While the example shown is derived from assumptions, the methodology is the same. The fact is when projects are justified, NPV is used as a go/no go evaluation.

MM+ went through the same process with actual WDW Finance and Pricing Models. How did that work out? There is no need to violate an NDA to answer your questions. Anecdotal observation should be sufficient.
 

21stamps

Well-Known Member
Agreed, I'm one of those people that busted my buns many years ago. My pay off was an early retirement (51) I'm here now on my terms to have fun. But not all who are in a bad way suffer from self inflicted wounds. Many things can happen in life that are out of your control like a financial draining illness.
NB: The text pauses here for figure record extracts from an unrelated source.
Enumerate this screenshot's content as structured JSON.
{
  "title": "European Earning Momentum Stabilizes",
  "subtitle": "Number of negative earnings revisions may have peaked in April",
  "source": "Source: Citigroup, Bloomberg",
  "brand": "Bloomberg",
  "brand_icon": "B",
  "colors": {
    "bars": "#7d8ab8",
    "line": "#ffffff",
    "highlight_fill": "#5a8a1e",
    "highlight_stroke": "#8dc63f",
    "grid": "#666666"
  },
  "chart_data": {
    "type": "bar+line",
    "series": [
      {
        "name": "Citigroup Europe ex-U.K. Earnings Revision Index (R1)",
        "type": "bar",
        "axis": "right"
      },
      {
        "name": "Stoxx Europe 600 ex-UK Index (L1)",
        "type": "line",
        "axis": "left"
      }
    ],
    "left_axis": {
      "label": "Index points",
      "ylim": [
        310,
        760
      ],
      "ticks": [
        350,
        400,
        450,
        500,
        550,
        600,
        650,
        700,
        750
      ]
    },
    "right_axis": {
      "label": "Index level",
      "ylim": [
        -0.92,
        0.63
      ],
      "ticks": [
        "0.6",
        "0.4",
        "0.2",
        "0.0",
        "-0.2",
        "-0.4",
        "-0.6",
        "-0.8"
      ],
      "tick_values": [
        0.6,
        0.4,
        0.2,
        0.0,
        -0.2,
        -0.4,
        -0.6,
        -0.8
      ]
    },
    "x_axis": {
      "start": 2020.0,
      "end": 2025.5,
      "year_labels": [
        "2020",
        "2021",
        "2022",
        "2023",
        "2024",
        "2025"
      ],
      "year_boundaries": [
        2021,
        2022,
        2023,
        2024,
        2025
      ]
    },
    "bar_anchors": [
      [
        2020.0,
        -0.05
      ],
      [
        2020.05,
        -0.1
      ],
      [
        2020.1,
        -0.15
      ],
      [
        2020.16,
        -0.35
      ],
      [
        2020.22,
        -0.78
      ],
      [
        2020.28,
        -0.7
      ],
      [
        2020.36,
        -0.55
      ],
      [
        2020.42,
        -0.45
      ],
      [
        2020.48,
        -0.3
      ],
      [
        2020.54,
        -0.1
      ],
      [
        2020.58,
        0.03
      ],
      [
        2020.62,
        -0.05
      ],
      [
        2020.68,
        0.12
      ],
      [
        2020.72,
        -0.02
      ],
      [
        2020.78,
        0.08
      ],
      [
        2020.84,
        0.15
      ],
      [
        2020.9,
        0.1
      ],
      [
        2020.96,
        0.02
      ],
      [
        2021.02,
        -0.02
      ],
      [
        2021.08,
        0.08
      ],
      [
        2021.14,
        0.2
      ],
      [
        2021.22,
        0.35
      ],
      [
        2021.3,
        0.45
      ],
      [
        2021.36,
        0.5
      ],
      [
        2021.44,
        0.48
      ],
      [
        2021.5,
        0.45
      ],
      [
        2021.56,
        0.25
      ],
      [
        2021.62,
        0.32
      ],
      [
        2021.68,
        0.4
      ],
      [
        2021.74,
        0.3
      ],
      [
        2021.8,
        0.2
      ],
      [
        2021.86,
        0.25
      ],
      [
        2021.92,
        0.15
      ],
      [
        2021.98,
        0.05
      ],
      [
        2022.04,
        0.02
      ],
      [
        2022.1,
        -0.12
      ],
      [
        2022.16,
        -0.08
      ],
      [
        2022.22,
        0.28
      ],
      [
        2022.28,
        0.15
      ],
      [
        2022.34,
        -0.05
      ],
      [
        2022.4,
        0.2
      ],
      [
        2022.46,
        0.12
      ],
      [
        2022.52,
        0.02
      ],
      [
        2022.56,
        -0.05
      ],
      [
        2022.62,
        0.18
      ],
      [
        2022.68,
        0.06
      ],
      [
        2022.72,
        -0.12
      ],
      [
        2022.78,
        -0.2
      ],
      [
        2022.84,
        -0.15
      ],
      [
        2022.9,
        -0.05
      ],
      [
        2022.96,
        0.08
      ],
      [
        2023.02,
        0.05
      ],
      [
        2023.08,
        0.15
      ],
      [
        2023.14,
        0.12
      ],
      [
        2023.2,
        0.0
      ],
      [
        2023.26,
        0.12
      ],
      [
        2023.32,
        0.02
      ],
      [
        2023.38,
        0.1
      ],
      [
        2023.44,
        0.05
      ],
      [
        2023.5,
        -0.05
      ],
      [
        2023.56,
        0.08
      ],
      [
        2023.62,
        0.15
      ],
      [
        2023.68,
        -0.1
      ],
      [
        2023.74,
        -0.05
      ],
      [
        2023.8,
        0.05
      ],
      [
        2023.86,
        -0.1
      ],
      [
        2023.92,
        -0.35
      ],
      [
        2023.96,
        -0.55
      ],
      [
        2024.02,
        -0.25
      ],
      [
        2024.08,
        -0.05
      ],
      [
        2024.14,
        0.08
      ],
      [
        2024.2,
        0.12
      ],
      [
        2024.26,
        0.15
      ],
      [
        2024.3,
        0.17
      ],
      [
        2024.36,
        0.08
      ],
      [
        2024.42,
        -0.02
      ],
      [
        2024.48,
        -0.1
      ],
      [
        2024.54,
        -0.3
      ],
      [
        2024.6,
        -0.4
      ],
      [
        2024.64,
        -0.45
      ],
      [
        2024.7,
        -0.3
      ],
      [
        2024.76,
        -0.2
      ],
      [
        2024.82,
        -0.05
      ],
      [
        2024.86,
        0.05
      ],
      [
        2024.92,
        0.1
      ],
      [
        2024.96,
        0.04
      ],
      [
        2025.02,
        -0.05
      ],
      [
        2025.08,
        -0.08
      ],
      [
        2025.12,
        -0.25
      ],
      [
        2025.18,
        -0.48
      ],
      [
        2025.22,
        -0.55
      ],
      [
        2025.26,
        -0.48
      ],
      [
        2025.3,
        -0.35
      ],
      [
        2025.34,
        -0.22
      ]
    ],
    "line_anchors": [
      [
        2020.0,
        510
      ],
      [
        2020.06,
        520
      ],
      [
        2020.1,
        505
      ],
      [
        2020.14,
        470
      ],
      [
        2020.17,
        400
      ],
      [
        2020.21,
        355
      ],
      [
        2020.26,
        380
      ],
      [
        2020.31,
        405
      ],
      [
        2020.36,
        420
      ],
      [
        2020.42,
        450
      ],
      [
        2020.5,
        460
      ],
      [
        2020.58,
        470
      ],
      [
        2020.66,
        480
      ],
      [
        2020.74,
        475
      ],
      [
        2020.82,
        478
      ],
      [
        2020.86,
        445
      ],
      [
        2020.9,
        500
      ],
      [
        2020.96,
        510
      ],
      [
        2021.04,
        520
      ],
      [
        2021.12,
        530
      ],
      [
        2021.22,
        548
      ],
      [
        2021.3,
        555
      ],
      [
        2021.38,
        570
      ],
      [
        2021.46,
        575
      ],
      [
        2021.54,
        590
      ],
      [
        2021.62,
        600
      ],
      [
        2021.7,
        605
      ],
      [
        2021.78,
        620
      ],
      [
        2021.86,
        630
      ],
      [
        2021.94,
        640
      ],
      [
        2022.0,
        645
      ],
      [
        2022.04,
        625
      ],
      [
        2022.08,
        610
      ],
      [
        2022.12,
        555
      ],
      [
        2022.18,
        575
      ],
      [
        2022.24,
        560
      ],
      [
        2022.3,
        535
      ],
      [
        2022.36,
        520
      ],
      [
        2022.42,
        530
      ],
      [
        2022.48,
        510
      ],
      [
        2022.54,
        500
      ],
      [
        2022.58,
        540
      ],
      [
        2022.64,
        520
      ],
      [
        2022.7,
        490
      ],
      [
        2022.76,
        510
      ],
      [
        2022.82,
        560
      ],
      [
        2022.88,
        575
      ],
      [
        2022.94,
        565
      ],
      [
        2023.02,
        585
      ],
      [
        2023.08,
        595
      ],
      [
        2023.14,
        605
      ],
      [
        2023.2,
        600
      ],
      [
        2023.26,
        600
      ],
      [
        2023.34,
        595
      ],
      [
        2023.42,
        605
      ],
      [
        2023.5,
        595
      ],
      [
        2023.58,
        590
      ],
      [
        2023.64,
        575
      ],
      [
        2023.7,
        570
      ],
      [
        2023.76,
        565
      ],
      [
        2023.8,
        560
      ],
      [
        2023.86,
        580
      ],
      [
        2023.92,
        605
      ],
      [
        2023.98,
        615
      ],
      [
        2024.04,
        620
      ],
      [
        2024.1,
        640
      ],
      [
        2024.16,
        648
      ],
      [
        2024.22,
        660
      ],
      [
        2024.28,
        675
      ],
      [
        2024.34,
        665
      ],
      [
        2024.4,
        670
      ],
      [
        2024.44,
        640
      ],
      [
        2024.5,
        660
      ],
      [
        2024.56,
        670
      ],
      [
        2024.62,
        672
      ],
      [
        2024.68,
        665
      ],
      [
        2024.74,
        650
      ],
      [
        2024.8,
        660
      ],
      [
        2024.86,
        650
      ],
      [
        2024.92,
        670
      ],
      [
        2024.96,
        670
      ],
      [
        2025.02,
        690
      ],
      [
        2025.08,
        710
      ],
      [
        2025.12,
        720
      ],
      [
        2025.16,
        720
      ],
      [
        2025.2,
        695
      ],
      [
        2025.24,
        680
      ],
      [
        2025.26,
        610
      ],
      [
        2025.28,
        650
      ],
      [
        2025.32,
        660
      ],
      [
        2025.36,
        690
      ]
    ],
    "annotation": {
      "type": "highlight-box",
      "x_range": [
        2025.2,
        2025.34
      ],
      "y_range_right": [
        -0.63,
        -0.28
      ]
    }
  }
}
I understand that, there are people in a bad place, and it’s sad. This is why I used “perfect world”... emotions can’t overrun logic though.
People have to look at the big picture. The more money that a company must spend on payroll, especially for unskilled positions, the less people who will have a job.
It doesn’t just impact the lowest level, it raises everyone above them as well.
 

Sirwalterraleigh

Premium Member
I haven't said a single word about prices. I care because people are going to lose their jobs.

You should only care if it’s about prices. They don’t need your chapter 3 labor theories.

It’s their “world”...figuratively and almost literally.

The problem with “losing jobs” in central Florida is that it’s very unique. WDW has about 63,000 or so employees on the average...but they have really ovextendended the labor pool already need to shrink it to grow and create more things for profit.

But that’s just the raw numbers, it’s not that they’d employee 75,000, but $15 makes it too expensive. It’s that they can’t find 75,000 anyway. That’s the problem. It has been since DAK.

That’s why all “Fifth gate” talk is irrelevant. And that’s why their employee numbers have not risen as they build...they already identified the need to shed employees when they were actually making more money off them when they had 55,000. The writing on the wall. Automation was guaranteed because of that, not the labor costs (which are substantial)

I get that you are of old school mentality, as am I...and people shouldn’t really expect to make $45,000 to check strollers out at MK. I’m a rust belter who lives in the monetary insanity of the megalopolis.

But that’s not the reality...you can’t really get the raw numbers as is...and if you want to pull from others because you do need more employees...$15 is realistically the opening maneuvers.

And why can they do that? Because of the price escalation...they can make more, pay more, and we’ll continue to spend more.

It’s hard for this discussion not to cover the whole Spectrum....price, market, labor costs, stock market ramifications...but the thing that is a problem is labor availability.

The reason why they take everyone in the college program and jam them into tenement housing isn’t JUST because they’re cheap. It’s the numbers.
 

Sirwalterraleigh

Premium Member
Models and generalities apply to every specific example if they're done properly.


This isn't a WDW model or a Parks and Resorts model or a Walt Disney Company model or a media and entertainment industry model. This is a universal model that literally every single publicly traded for-profit corporation uses.

Every dow 30, second largest media company on earth, who gets 35% and rising of PROFIT (not revenue) from 3 amusement park compounds in a 7.5 billion person world?